The League continues its work today as a welfare and cultural centre based in Thornbury. Following a research project on Aboriginal languages developed between 1988 and 1994, the Australian Institute of Aboriginal and Torres Strait Islander Studies now makes a multi-coloured map of Aboriginal tribes available via their website; it is a common sight in classrooms around Victoria and has come to represent the great diversity of Indigenous tribal and language groupings in Australia.

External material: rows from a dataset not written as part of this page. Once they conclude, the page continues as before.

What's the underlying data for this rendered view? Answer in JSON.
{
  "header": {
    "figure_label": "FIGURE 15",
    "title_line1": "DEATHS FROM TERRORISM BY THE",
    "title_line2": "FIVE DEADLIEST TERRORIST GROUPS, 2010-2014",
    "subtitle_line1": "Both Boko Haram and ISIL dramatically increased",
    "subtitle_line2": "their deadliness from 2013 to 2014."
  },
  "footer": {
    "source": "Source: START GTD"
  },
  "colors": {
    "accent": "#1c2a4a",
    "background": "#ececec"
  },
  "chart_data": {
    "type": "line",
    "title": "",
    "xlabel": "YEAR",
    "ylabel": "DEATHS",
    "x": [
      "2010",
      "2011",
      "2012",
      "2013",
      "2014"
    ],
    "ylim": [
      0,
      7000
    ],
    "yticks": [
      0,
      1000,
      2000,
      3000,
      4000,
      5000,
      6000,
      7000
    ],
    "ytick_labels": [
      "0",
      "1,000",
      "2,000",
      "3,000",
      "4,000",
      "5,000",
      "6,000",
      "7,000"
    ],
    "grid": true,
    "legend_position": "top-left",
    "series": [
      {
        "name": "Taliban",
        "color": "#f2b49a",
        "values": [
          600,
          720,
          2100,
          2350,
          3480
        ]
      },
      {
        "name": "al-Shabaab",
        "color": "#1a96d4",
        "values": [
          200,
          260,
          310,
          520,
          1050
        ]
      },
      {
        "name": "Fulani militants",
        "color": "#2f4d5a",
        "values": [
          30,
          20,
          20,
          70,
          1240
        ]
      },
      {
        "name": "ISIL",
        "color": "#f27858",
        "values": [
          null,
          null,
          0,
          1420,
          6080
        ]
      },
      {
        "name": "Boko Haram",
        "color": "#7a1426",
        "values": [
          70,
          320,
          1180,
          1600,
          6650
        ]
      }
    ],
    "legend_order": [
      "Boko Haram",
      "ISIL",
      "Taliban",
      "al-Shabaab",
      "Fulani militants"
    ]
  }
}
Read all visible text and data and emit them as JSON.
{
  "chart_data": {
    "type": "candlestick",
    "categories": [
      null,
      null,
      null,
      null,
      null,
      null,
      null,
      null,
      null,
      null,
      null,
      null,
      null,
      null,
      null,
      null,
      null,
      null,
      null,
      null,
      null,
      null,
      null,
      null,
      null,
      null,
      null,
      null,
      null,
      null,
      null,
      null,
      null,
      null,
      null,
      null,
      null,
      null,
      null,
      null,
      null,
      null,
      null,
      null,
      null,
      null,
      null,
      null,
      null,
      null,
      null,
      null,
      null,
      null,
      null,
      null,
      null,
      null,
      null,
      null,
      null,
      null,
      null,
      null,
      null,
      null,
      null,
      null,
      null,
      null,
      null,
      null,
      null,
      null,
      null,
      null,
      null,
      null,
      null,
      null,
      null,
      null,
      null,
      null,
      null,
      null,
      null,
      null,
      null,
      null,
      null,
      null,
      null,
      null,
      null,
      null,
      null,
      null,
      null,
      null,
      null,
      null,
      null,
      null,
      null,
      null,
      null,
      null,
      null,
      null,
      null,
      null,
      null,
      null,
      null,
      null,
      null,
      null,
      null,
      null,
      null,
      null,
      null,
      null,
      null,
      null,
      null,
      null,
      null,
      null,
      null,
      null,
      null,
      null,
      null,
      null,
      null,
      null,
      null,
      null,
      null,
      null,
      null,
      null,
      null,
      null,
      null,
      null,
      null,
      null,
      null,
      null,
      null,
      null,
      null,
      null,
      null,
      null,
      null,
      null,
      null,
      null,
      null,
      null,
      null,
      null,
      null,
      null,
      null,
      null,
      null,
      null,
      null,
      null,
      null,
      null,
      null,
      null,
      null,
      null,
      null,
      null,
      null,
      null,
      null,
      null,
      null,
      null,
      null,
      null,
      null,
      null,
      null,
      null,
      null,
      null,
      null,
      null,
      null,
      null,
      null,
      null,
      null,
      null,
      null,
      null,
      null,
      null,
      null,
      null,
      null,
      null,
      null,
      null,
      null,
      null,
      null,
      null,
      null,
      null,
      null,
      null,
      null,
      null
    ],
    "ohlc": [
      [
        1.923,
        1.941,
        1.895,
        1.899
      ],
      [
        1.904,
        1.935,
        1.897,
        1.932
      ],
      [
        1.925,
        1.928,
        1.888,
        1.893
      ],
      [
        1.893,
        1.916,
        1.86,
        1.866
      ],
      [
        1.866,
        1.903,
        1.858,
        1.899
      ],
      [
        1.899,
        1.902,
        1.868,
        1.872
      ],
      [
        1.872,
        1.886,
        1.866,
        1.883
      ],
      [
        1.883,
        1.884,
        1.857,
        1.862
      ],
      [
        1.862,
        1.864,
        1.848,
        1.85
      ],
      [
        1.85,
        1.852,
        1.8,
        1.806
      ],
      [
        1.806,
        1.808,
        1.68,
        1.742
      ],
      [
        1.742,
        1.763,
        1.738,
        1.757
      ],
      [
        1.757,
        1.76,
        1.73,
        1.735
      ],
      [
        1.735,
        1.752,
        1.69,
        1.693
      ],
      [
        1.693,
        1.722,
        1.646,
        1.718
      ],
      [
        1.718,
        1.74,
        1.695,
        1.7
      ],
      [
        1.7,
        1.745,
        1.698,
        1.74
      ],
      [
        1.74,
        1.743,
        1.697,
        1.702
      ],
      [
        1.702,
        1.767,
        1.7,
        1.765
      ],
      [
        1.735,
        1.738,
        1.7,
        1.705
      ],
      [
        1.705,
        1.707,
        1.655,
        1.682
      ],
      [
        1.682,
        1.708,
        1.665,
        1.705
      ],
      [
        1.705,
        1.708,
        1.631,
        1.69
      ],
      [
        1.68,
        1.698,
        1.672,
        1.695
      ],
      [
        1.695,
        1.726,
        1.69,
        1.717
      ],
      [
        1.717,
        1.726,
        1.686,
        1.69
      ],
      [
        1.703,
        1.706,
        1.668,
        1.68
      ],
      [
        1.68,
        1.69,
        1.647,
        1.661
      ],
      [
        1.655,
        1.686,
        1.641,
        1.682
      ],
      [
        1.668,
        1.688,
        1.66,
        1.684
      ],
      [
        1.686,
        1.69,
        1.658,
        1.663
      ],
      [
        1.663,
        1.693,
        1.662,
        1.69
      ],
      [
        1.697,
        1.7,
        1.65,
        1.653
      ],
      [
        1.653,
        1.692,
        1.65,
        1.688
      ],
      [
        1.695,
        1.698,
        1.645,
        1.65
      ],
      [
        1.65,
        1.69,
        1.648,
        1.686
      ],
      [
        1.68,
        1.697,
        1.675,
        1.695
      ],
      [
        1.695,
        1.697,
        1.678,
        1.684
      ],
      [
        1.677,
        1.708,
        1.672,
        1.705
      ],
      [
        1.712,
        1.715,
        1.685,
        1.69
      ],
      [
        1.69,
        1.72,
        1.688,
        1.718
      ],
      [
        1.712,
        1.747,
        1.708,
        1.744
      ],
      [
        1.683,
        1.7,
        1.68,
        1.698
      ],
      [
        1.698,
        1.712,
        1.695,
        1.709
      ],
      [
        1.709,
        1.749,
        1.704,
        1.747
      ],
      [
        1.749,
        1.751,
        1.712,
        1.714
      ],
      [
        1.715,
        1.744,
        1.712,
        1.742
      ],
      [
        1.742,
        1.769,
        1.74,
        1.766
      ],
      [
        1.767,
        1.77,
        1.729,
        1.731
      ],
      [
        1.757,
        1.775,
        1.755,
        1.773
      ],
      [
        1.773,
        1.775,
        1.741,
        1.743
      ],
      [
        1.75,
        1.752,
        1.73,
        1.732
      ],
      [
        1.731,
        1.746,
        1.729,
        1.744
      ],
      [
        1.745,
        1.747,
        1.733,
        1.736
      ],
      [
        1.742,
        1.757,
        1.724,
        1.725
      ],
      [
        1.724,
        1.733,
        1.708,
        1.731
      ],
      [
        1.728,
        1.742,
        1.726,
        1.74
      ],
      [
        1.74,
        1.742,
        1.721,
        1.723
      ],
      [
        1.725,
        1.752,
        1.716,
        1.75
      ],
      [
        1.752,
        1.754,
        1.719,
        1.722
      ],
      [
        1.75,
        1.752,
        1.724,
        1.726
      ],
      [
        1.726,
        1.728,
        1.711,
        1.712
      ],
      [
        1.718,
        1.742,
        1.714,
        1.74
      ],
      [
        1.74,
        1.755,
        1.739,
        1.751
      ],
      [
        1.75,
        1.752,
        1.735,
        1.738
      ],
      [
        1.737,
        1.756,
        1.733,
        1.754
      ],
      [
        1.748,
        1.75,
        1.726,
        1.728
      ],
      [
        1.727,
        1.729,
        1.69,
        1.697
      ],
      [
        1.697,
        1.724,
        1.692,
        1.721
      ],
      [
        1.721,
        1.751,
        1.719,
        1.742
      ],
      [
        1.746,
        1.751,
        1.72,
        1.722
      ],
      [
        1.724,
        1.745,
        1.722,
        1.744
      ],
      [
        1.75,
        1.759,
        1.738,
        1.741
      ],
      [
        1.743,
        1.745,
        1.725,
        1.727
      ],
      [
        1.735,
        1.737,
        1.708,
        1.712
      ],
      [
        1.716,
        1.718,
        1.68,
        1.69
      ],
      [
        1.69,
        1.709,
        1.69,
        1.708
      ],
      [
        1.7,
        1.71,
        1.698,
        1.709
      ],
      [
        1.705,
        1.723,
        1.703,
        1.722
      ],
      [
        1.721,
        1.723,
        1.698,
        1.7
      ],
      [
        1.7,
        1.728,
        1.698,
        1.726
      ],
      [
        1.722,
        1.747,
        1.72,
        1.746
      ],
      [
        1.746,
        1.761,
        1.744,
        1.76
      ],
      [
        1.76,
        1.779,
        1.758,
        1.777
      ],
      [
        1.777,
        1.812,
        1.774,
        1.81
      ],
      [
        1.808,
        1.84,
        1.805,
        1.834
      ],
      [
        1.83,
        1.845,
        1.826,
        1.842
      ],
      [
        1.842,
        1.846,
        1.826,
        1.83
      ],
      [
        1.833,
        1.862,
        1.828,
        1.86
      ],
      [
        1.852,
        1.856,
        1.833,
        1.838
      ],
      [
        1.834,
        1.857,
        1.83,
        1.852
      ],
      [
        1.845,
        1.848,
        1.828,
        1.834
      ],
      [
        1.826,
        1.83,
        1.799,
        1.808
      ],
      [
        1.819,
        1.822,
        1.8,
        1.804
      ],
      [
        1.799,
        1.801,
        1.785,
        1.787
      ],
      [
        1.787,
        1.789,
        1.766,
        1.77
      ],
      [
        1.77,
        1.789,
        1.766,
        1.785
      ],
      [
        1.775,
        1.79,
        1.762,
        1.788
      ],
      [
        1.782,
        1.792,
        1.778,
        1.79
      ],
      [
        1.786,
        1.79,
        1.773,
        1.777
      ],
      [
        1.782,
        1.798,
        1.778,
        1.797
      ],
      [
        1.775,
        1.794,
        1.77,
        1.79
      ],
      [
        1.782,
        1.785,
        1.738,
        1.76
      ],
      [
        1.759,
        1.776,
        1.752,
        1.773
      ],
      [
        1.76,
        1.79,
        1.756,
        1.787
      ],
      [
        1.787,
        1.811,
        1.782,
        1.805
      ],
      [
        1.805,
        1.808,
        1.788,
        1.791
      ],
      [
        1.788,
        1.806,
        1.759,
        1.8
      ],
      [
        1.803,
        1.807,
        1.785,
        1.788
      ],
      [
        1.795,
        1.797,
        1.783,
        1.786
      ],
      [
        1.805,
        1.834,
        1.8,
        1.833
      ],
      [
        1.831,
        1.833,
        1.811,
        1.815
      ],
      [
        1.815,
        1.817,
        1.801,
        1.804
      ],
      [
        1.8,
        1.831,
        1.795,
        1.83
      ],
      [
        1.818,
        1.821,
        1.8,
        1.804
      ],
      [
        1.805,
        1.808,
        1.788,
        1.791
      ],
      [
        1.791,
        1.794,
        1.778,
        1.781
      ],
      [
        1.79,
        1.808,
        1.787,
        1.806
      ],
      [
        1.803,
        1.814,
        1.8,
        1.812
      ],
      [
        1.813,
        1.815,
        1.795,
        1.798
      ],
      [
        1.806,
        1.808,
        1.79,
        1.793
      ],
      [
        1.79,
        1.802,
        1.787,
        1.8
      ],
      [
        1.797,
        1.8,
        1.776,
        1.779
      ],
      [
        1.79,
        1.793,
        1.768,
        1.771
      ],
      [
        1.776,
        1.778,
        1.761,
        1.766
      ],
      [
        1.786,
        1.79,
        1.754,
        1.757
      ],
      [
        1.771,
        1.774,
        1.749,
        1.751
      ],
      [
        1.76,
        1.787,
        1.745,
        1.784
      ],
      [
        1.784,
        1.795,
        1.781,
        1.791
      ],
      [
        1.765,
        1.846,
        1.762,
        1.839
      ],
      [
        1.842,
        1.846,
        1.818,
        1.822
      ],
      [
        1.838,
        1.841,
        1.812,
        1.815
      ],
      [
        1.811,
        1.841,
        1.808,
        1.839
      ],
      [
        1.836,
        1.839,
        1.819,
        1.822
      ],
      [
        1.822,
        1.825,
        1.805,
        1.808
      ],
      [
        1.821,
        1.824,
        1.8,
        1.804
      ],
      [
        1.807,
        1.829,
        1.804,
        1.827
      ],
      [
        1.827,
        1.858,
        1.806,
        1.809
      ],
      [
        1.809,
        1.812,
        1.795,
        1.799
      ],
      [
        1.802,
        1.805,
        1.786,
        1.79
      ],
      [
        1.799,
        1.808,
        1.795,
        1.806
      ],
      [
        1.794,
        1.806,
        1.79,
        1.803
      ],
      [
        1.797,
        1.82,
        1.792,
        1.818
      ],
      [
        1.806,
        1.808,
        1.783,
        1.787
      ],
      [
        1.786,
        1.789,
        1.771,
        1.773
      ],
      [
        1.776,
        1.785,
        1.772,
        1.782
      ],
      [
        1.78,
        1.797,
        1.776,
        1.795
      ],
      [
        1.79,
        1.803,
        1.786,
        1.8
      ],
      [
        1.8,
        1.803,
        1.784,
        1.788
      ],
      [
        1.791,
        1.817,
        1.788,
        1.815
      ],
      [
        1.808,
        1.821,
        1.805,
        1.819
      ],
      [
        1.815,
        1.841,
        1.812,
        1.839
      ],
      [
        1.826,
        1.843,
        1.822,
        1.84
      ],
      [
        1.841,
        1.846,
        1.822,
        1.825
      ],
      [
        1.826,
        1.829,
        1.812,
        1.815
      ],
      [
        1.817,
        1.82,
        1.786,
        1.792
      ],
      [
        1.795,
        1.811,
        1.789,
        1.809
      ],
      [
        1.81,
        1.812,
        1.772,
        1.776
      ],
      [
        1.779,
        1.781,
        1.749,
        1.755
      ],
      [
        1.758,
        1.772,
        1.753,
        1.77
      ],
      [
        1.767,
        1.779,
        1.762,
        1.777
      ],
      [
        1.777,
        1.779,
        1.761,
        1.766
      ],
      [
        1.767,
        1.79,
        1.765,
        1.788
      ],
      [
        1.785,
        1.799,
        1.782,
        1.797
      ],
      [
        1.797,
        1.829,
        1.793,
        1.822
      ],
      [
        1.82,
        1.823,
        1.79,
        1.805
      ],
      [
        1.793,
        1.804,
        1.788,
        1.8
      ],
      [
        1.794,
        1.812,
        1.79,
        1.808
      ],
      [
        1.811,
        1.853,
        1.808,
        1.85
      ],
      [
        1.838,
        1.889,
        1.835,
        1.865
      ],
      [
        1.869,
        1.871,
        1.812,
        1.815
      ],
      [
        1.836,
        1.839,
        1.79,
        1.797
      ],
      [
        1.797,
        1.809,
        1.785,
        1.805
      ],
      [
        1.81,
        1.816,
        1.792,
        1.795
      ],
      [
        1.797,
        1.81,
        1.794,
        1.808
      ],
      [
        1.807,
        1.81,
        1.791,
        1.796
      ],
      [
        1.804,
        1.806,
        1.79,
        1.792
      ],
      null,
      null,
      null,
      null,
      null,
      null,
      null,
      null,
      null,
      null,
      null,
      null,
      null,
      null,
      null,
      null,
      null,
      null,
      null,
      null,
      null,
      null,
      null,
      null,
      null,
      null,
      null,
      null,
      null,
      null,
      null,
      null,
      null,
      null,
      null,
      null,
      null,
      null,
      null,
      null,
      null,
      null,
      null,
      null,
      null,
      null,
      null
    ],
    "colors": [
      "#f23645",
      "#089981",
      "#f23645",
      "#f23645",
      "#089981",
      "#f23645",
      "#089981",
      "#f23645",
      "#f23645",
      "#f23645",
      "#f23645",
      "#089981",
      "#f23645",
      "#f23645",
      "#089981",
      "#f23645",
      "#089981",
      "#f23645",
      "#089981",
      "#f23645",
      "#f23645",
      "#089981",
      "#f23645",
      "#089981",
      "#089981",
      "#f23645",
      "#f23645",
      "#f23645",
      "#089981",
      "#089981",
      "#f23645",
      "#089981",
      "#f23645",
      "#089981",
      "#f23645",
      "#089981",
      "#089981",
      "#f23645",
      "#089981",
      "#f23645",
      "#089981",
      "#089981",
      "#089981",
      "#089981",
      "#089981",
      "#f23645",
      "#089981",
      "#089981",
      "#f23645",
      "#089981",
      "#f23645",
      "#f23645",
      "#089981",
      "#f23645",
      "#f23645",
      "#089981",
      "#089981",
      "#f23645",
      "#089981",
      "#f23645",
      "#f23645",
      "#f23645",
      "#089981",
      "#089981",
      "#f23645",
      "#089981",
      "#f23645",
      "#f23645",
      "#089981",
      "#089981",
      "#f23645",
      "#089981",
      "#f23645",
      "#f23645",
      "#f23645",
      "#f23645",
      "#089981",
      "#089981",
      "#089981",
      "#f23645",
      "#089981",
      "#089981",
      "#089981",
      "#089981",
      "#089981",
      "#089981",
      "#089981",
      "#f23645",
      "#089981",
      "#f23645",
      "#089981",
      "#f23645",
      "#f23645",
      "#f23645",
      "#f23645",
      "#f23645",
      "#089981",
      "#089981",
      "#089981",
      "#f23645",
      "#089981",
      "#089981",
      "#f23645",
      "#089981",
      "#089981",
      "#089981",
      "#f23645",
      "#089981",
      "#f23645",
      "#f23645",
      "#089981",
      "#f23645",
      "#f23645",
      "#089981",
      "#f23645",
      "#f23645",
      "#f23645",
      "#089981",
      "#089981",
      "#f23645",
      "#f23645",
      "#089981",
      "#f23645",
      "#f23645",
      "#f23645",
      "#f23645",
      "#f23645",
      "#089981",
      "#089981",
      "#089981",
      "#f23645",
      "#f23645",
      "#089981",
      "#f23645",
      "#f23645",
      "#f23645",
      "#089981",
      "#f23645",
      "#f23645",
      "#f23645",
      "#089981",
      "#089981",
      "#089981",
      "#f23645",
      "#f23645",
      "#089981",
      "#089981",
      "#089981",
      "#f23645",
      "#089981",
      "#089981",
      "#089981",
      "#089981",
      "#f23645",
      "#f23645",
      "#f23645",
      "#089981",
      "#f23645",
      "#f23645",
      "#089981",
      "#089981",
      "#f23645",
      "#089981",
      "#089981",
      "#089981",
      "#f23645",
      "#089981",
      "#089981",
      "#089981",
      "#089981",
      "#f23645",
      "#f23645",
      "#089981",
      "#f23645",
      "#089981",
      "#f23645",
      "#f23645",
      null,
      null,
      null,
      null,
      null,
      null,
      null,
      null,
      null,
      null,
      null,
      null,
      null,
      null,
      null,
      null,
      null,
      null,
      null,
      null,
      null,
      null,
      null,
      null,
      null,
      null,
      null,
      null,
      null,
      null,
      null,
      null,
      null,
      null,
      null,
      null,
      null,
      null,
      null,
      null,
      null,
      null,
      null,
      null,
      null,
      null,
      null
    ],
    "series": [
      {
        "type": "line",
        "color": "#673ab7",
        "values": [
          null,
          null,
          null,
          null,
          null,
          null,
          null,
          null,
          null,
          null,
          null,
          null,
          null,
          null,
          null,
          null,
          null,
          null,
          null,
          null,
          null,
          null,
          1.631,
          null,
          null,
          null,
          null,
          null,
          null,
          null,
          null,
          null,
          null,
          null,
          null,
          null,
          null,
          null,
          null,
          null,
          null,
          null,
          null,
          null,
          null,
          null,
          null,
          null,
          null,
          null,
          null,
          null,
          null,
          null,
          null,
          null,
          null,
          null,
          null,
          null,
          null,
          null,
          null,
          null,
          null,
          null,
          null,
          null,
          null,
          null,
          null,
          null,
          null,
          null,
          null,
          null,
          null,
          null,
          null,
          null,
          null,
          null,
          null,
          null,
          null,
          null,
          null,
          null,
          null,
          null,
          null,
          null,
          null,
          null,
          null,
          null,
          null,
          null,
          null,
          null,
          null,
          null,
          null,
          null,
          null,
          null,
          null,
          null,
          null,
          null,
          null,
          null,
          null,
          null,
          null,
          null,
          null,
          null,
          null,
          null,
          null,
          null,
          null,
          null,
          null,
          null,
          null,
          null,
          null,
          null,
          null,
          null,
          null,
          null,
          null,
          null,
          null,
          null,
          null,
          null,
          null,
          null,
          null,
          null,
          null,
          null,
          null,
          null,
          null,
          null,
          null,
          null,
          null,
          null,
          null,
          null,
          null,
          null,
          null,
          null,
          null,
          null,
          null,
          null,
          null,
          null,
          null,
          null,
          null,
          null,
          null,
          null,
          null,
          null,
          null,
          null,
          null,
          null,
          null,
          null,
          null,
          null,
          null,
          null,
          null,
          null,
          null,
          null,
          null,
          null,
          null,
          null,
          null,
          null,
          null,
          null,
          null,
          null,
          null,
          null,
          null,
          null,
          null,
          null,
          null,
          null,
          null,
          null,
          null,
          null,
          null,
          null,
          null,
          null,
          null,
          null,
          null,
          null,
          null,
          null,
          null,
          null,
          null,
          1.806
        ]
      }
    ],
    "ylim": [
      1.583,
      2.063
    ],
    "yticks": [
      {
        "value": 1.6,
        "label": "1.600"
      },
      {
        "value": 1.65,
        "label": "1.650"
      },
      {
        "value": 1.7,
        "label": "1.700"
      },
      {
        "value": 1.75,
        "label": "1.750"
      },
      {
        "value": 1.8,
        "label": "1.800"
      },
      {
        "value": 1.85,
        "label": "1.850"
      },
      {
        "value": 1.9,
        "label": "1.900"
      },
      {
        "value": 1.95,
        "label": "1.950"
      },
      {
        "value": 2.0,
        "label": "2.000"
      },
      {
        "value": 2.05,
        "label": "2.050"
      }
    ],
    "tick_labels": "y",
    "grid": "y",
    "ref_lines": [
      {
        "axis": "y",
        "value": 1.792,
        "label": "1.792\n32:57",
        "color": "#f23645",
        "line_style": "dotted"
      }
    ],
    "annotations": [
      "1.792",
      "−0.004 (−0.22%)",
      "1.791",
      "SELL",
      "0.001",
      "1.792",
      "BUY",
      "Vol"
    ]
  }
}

Beth Marsden is a PhD Student with the School of Historical and Philosophical Studies, exploring the policy and practices of assimilation in Victorian schools and education in the 1950s and 1960s.

References

Broome, Richard Aboriginal Victorians: A history Since 1800, Allen and Unwin, Crow’s Nest, 2005

_______ ‘At the Grass roots of White Support: Victorian Aboriginal Advancement League Branches 1957-1972’,

The Latrobe Journal, No.85, May 2010: 148.

Identity, 1971:8

Victorian Government, Aboriginal Lands Act 1970, no. 8044.

Citations

[1] Identity, 1971:8

[2] Victorian Government, Aboriginal Lands Act 1970, no. 8044.

[3] Broome 2005:3444- 349.

[4] Richard Broome, ‘At the Grass roots of White Support: Victorian Aboriginal Advancement League Branches 1957-1972’, The Latrobe Journal, No.85, May 2010: 148; Richard Broome, Aboriginal Victorians: A history Since 1800, Allen and Unwin, Crow’s Nest, 2005: 345; a copy of the program run by McGuiness can be found here.